The lasso approach and the p-values are answering very different questions (so trying to compute p-values on the lasso results is really meaningless). The p-values are testing if a single variable (all or nothing) contributes above and beyond the other variables in the model. So if x1 and x2 are correlated with each other, it could be that one or the other is significant by itself, but that they don't both need to be in the model. The lasso (or other penalized approach) instead of saying all or nothing to each variable may find that a linear combination of x1 and x2 (a weighted average) gives a better prediction than either alone, a very different result to a different question than the p-values. If you run the standard p-values on x1 and x2 then you are ignoring the value that lasso found and asking the all or nothing question again (with some of the assumptions for the p-values not holding).

The only really meaningful comparison would be to use both methods on a "training" set of data, then compare their predictions on a completely separate "test" set of data.

Edit

This is in answer to the questions in the "Answer" below.

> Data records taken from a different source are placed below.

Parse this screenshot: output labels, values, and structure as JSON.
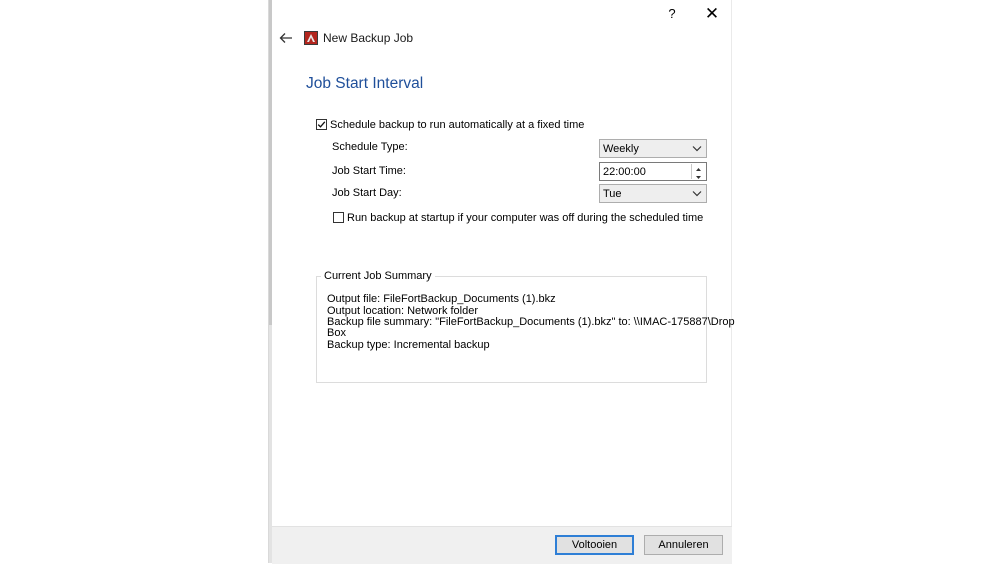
{
  "window": {
    "title": "New Backup Job",
    "help_label": "?",
    "close_label": "✕"
  },
  "page": {
    "heading": "Job Start Interval"
  },
  "schedule": {
    "enabled_label": "Schedule backup to run automatically at a fixed time",
    "enabled": true,
    "type_label": "Schedule Type:",
    "type_value": "Weekly",
    "time_label": "Job Start Time:",
    "time_value": "22:00:00",
    "day_label": "Job Start Day:",
    "day_value": "Tue",
    "startup_label": "Run backup at startup if your computer was off during the scheduled time",
    "startup_enabled": false
  },
  "summary": {
    "title": "Current Job Summary",
    "lines": [
      "Output file: FileFortBackup_Documents (1).bkz",
      "Output location: Network folder",
      "Backup file summary: \"FileFortBackup_Documents (1).bkz\" to: \\\\IMAC-175887\\Drop",
      "Box",
      "Backup type: Incremental backup"
    ]
  },
  "buttons": {
    "finish_label": "Voltooien",
    "cancel_label": "Annuleren"
  },
  "colors": {
    "heading": "#1f4f9a",
    "primary_border": "#2f7fd6",
    "icon_red": "#b3261e"
  },
  "icons": {
    "back": "back-arrow-icon",
    "app": "app-icon",
    "close": "close-icon",
    "help": "help-icon",
    "dropdown": "chevron-down-icon",
    "spin": "spin-arrows-icon"
  }
}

The usual tests of significance rely on assumptions of representativeness and independence. These often hold when you fit your first model and do the regular tests, but once you fit a second model inspired by the first model, those assumptions don't hold as much any more, and the more selection that you do, the more those assumptions are violated and the more biased the results will be. You saw with your own simulation that it is easy to get "significant" terms when there are none. Also see the second example in my answer here: R-code question: model selection based on individual significance in regression?.

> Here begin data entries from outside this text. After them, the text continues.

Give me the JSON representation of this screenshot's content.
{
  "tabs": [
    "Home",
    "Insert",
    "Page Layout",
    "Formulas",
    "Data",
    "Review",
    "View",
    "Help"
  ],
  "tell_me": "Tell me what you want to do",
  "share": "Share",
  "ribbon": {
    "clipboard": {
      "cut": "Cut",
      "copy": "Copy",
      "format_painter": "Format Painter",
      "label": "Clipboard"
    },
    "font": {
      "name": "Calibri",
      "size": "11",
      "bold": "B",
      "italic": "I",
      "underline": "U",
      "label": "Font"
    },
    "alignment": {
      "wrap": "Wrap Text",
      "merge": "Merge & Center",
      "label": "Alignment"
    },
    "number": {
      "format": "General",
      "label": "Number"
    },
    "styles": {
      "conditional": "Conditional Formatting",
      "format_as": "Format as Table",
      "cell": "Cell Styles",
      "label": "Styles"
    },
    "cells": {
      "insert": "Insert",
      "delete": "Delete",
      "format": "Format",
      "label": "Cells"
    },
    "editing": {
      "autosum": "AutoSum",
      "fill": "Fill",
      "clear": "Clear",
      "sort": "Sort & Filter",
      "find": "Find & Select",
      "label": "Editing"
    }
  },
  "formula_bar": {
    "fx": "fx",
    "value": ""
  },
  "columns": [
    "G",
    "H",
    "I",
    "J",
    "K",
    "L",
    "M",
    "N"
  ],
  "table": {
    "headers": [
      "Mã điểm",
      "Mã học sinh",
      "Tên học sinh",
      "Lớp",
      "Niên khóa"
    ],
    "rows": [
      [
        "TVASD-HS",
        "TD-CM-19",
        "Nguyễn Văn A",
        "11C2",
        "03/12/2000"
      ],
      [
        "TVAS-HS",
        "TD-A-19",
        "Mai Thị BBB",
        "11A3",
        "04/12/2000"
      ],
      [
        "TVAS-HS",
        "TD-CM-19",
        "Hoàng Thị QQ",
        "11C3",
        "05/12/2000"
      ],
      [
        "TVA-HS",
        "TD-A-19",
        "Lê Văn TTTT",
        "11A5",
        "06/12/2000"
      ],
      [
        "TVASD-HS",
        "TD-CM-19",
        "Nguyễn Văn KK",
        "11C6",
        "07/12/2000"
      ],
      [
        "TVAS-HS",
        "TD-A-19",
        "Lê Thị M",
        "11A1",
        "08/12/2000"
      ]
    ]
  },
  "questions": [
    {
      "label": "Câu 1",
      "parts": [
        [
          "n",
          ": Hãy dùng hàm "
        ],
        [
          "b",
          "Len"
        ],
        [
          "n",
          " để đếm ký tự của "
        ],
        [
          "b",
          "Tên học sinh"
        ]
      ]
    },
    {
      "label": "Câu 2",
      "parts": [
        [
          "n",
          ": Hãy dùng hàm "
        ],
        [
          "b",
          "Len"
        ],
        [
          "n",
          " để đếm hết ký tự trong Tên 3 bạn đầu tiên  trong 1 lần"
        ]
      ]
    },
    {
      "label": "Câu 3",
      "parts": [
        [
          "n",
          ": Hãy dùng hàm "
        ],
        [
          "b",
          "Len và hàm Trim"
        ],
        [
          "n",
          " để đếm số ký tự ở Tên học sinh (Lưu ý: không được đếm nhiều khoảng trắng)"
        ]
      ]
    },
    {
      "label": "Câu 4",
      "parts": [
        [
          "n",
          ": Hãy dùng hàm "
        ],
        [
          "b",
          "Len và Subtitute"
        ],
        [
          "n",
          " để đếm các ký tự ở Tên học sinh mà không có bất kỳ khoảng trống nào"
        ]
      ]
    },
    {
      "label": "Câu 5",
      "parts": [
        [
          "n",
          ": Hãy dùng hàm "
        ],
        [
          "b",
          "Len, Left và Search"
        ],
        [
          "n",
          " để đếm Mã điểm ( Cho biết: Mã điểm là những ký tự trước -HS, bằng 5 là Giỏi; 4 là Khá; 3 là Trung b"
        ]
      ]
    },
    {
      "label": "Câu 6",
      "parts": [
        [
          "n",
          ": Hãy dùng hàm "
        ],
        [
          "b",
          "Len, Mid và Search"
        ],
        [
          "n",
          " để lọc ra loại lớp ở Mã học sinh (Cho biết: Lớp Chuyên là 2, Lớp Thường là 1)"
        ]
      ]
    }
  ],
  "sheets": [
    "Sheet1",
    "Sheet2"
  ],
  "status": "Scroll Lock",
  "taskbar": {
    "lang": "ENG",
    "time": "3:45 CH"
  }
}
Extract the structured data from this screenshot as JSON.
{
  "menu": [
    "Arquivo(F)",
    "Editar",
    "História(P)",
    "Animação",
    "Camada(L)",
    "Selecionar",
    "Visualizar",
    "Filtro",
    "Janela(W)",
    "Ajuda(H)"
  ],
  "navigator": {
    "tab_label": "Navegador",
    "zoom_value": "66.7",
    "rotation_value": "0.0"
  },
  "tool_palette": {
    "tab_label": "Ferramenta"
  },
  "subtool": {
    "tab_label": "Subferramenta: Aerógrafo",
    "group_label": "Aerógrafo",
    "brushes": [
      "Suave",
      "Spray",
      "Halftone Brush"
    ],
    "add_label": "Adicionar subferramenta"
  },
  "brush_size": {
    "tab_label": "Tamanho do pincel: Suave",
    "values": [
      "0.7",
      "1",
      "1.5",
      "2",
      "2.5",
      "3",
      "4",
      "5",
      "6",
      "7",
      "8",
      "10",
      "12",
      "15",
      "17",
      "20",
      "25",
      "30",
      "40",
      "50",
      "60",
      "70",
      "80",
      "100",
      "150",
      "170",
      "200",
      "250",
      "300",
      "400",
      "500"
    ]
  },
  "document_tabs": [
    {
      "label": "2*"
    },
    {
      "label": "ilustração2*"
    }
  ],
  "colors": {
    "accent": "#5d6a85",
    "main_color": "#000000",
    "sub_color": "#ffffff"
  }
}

It is not clear to me what else you did, but it looks like at one stage you took the variables from the lasso fit that did not have 0 and used them in a new regression model. Don't do that! If you are going to use the lasso, then use the coefficient estimates from the lasso fit.

Since you want to judge models based on the ROC curve, have you tried different penalties with the lasso fit to see how they affect the ROC curve?

How many times did you use the test data in your initial model fit?

Edit 2

Maybe this exercise will help you understand.

Imagine that we have several dice (say 10), all 6 sided and fair (not biased), each is a different color so they are easy to tell apart.

Scenario 1:

Now we roll all the dice. What is the probability that the green die shows a 1? that the green die shows a 6? Do these probabilities change if I tell you that the red die is showing a 3?

Scenario 2:

Again roll all of the dice, but this time remove the die that shows the highest value (if there are ties, then flip a coin or similar to decide on which one to remove). Assume that the green die was not removed, what is the probability that the green die shows a 1? that it shows a 6? No continue removing the die of those remaining that shows the highest value (again breaking ties randomly) (don't reroll the dice, just take the highest remaining). Do this until there are only 5 dice left. Now assuming the green die is among the remaining dice (or just choose a different color randomly from the remaining dice), what is the probability that it shows a 6? a 1? Continue removing dice by choosing the highest number until there is only 1 die left. What is the probability that the remaining die shows a 6? a 1?

The first time that we fit a regression model is like scenario 1, but once you start doing stepwise regression you move into scenario 2, but the computations still assume that you are in scenario 1. But you should be able to see (with the dice at least) that the last remaining die in scenario 2 is not representative of choosing a die from scenario 1.